Main | Saturday, September 22, 2007

Alice Ghostley, 81

Beloved television sitcom character actress and Tony winner Alice Ghostley died yesterday at 81. Ghostley won the hearts of gay fans with her portayals of Esmerelda, the ditzsy witch of Bewitched ('69-'72), and Bernice Clifton, the stroke-addled senior befriended by the ladies of Designing Women ('87-'93).

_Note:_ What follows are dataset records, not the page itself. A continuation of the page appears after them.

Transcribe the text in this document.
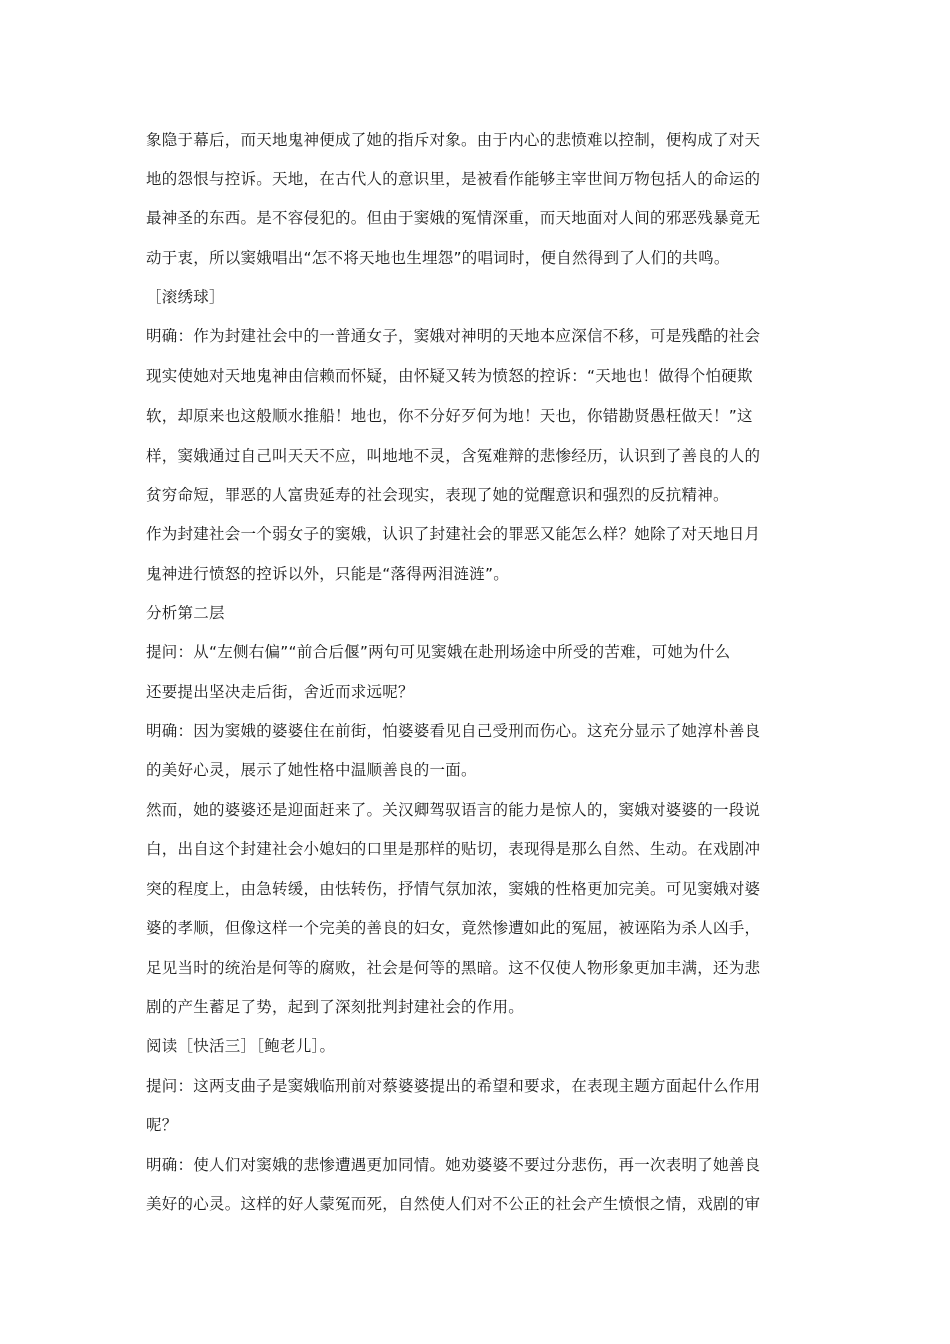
象隐于幕后，而天地鬼神便成了她的指斥对象。由于内心的悲愤难以控制，便构成了对天
地的怨恨与控诉。天地，在古代人的意识里，是被看作能够主宰世间万物包括人的命运的
最神圣的东西。是不容侵犯的。但由于窦娥的冤情深重，而天地面对人间的邪恶残暴竟无
动于衷，所以窦娥唱出“怎不将天地也生埋怨”的唱词时，便自然得到了人们的共鸣。
［滚绣球］
明确：作为封建社会中的一普通女子，窦娥对神明的天地本应深信不移，可是残酷的社会
现实使她对天地鬼神由信赖而怀疑，由怀疑又转为愤怒的控诉：“天地也！做得个怕硬欺
软，却原来也这般顺水推船！地也，你不分好歹何为地！天也，你错勘贤愚枉做天！”这
样，窦娥通过自己叫天天不应，叫地地不灵，含冤难辩的悲惨经历，认识到了善良的人的
贫穷命短，罪恶的人富贵延寿的社会现实，表现了她的觉醒意识和强烈的反抗精神。
作为封建社会一个弱女子的窦娥，认识了封建社会的罪恶又能怎么样？她除了对天地日月
鬼神进行愤怒的控诉以外，只能是“落得两泪涟涟”。
分析第二层
提问：从“左侧右偏”“前合后偃”两句可见窦娥在赴刑场途中所受的苦难，可她为什么
还要提出坚决走后街，舍近而求远呢？
明确：因为窦娥的婆婆住在前街，怕婆婆看见自己受刑而伤心。这充分显示了她淳朴善良
的美好心灵，展示了她性格中温顺善良的一面。
然而，她的婆婆还是迎面赶来了。关汉卿驾驭语言的能力是惊人的，窦娥对婆婆的一段说
白，出自这个封建社会小媳妇的口里是那样的贴切，表现得是那么自然、生动。在戏剧冲
突的程度上，由急转缓，由怯转伤，抒情气氛加浓，窦娥的性格更加完美。可见窦娥对婆
婆的孝顺，但像这样一个完美的善良的妇女，竟然惨遭如此的冤屈，被诬陷为杀人凶手，
足见当时的统治是何等的腐败，社会是何等的黑暗。这不仅使人物形象更加丰满，还为悲
剧的产生蓄足了势，起到了深刻批判封建社会的作用。
阅读［快活三］［鲍老儿］。
提问：这两支曲子是窦娥临刑前对蔡婆婆提出的希望和要求，在表现主题方面起什么作用
呢？
明确：使人们对窦娥的悲惨遭遇更加同情。她劝婆婆不要过分悲伤，再一次表明了她善良
美好的心灵。这样的好人蒙冤而死，自然使人们对不公正的社会产生愤恨之情，戏剧的审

Ghostley was a pioneer of early television, appearing in a 1957 musical version of Cinderella, in which Ghostley and Kaye Ballard played ugly step-sisters to Julie Andrews' title character. Ghostley's Broadway debut came in New Faces Of 1952 (a show that also starred Maggie Smith), and in 1965 she won the Tony Award for Best Featured Actress for her performance in The Sign in Sidney Brustein's Window. In 1978, Ghostley succeeded Dorothy Loudon as Miss Hannigan in the original Broadway run of Annie. Ghostley's film credits include To Kill A Mockingbird and Grease.

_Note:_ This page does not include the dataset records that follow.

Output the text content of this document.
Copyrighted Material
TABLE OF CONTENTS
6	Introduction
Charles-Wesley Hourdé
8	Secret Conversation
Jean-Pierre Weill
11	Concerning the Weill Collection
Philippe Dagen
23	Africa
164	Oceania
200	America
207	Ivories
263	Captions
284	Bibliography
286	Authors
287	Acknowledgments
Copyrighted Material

I adored Alice Ghostley. I have friends who still love to break into Bernice Clifton's trademark Designing Women song Black Man, Black Man. (Season Six audio here.) It's been a very tough year for TV's gay icons, hasn't it? We've lost Yvonne de Carlo, Charles Nelson Reilly, Brett Somers, and John Inman - just to name a few.